Barbara, Katherine, Lizzie, and I saw *Macbeth* at the Met on 10/1219. I’ve been to the Met probably around 75 times (I’ve been thinking for a while I should do an actual count), but at this show I sat somewhere I’d never sat before. I had bought three tickets for me, Barbara, and Katherine to sit in my typical spot in the Family Circle (aka The Nosebleeds, aka The Upper West Side). Then Lizzie joined the gang and the only seats left (in my cheapo price range) were somewhat obstructed seats on the side, on that same level. I had seen *Macbeth* twice before, and had seen this particular production a few years ago, and had heard all of these singers a number of times, so I thought it would be an interesting experience.
Here’s a photo from my vantage point:
Probably about 1/4 of the stage was obscured. I was able to lean over the rail at moments when I wanted to see something that was obscured, like at the start of Lady Macbeth’s sleepwalking scene. The one serious bonus to sitting there was I felt like the orchestra was playing directly into my face, that was an experience. I would sit there again, but only under these same circumstances: an opera I know pretty well, a production I’ve seen before, singers I’ve heard before. Thankfully I’ve been going to the Met long enough and often enough, these same circumstances will probably happen again!
*Macbeth* is an early Verdi opera, from 1847. I was surprised to read in the program notes that Shakespeare was not so well known in Italy at the time. Verdi and his librettists of course went a little free and easy with the adaptation, but they did a fascinating job of staying true to Shakespeare within in the constraints of mid-19th century Italian opera conventions.
Baritone Željko Lučić played Macbeth. I’ve heard him many times and honestly have never warmed up to his voice. It’s not particularly beautiful or distinctive and his musicianship and acting don’t make up for that. I’ve often wondered why he gets so much work at the Met - - is there really such a scarcity of Verdi baritones? But this performance, for me, was his best work to date. He, more than any of the other singers, gave the sense of doing SHAKESPEARE. I think a lot of that has to do with the way Verdi wrote it, he did some unusual things in his writing for the character. There was one serious downside to Lučić’s performance - - he sang seriously flat in his final aria. I know it’s a long night and a demanding role, but there’s no excuse for singing flat so consistently. Probably six or seven notes near the top of his range were nearly a half step flat, and he sustained them at that pitch level. It was unsettling.

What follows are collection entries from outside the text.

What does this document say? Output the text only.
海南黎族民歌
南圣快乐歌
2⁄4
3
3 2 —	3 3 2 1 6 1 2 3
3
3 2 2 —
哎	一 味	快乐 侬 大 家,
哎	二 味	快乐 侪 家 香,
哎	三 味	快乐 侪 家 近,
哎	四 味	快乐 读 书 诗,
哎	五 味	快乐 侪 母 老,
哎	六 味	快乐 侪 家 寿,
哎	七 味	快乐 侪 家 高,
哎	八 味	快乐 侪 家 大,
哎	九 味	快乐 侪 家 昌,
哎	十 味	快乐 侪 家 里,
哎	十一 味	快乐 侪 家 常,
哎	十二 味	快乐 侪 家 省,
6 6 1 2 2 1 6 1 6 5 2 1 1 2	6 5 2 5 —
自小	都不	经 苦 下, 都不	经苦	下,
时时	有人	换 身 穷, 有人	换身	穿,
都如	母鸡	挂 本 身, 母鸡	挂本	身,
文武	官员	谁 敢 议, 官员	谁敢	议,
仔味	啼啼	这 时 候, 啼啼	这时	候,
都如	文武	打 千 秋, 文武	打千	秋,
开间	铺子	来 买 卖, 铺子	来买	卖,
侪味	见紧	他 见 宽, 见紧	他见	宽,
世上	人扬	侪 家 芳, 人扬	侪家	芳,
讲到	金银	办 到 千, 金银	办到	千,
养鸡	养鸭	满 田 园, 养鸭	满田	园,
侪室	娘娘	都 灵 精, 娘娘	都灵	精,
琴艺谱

Soprano Anna Netrebko was the undisputed star of the show, as Lady Macbeth. Again, Verdi gets a lot of the credit - - Macbeth has a lot of soul-searching ariosos, but Lady Macbeth is given FOUR show-stopping arias. Netrebko started her career doing what I call Sweet Young Thing roles, the nice girl who sings pretty. She might die at the end of the show, but she’s a young, romantic heroine. Netrebko’s voice thickened and darkened a few years ago and she presented her Lady Macbeth to the Met audience in 2014, basically saying, “Clear me a path people, I’m puttin’ on my big girl panties!”
She was having a major diva trip all night long, and isn’t that what we’re all living for? The singing, her presence and command of the stage, her old school deportment and use of gesture - - she was the real deal. And the high pianissimos in the sleepwalking scene, they were astonishing. Here she is singing the sleepwalking scene in 2014. The high D flat at the end is beyond belief.
She’s amazing, I officially need to hear her every time she sings at the Met (though I’m NOT paying $208 to hear her in the New Year’s Eve Gala this year).
Conductor Marco Armiliato gave a tight performance of the score, not shying away from a coarse sound, when it was called for. We had luxury casting in two supporting roles: Matthew Polenzani as Macduff and Ildar Abdrazakov as Banquo. Both sounded spectacular, they added a lot to the show.
This was not just Lizzie's first trip to the Met, it was her first opera EVER. Katherine said it was a great choice for a first opera: "A story that most of us know, told in an incredible way, with some amazing music and singing to back it up!!"